Graduate School of Science, Hokkaido University^* Department of Food and Bioscience, Faculty of Food and Nutrition, Beppu University^**
○Kazuya Kondo^* Takeshi Hayashi^** Nobuhisa Watanabe^* Isao Tanaka^*

Streptomyces coelicolor A3(2) is a representative of the group of soil-dwelling, filamentous bacteria responsible for producing most natural antibiotic used in human and veterinary medicine. It is predicted that numerous regulatory genes are contained in the genome of S.coelicolor A3(2), and they are likely to adapt to a wide range of environmental condition. To reveal the regulatory mechanism of antibiotic and other useful secondary metabolite makes it possible to develop useful material production system by actinomyces.
In the genome of S.coelicolor A3(2), it is estimated that 150 putative TetR family regulatory proteins are encoded. They control gene expression of their products that are involved in multidrug resistance, enzymes implicated in catabolic pathway, biosynthesis of antibiotics and so on. These proteins have two domains; a C-terminal regulatory domain and an N-terminal DNA-binding domain which contains highly conserved helix-turn-helix motif. Despite of a high degree of sequence similarity at the DNA-binding domain, structural determination of those proteins by molecular replacement has difficulty for low similarity at the regulatory domain.

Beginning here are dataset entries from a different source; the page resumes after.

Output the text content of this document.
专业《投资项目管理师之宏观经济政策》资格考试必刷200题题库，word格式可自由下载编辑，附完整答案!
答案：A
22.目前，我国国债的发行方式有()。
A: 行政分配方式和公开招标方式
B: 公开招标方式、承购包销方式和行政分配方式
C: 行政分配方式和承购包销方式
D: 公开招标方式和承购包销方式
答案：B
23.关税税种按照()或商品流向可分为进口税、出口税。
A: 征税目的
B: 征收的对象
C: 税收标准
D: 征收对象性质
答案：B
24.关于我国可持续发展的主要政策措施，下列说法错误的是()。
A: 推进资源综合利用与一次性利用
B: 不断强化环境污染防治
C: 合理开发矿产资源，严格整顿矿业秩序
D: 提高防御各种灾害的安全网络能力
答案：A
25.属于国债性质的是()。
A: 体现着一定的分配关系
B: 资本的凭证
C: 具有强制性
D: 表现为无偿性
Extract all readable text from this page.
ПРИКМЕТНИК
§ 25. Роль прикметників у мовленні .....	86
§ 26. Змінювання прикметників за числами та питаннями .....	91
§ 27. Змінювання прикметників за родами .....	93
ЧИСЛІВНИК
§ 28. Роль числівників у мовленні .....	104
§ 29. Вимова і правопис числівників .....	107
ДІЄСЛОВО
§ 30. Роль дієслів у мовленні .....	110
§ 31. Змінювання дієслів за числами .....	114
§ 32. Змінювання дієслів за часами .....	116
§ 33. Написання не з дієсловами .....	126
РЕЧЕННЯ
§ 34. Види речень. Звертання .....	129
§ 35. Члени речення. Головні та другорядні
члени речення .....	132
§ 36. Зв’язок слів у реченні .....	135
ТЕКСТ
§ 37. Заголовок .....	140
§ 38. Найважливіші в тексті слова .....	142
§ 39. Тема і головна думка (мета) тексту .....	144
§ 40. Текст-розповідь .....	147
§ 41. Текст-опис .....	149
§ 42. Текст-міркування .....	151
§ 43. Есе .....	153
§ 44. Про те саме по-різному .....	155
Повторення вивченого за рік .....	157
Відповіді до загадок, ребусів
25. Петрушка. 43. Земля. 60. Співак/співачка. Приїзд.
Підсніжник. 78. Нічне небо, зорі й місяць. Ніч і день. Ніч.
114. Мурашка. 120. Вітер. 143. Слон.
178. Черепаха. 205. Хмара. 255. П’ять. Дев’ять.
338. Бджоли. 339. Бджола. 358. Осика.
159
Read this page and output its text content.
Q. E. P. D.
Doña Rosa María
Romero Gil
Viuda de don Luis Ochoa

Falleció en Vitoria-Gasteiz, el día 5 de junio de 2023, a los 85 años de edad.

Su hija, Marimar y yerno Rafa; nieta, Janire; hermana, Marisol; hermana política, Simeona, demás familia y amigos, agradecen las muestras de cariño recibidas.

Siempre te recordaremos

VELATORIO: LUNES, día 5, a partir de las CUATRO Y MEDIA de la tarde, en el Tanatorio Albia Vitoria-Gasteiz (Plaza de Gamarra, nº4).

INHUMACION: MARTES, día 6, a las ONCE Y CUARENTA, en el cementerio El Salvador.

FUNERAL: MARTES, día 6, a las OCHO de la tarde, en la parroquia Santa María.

To elucidate the transcriptional mechanism, we attempt the S-SAD method, which means Single wavelength Anomalous Diffraction method using Sulfur atoms in the protein as anomalous scatterers, for analyzing crystal structure of transcription factors. Our targets are putative TetR family regulatory proteins; SCO0241, SCO0332, SCO7518, SCO7651 and SCO7815, and their ΔF/F value at Cr/Cu Ka radiation are expected as 1.653/0.806, 1.045/0.509, 1.086/0.529, 1.221/0.595 and 1.425/0.694 by those sulfur contents, respectively. In this conference, we'll discuss the results of in-house S-SAD method for structural determinations.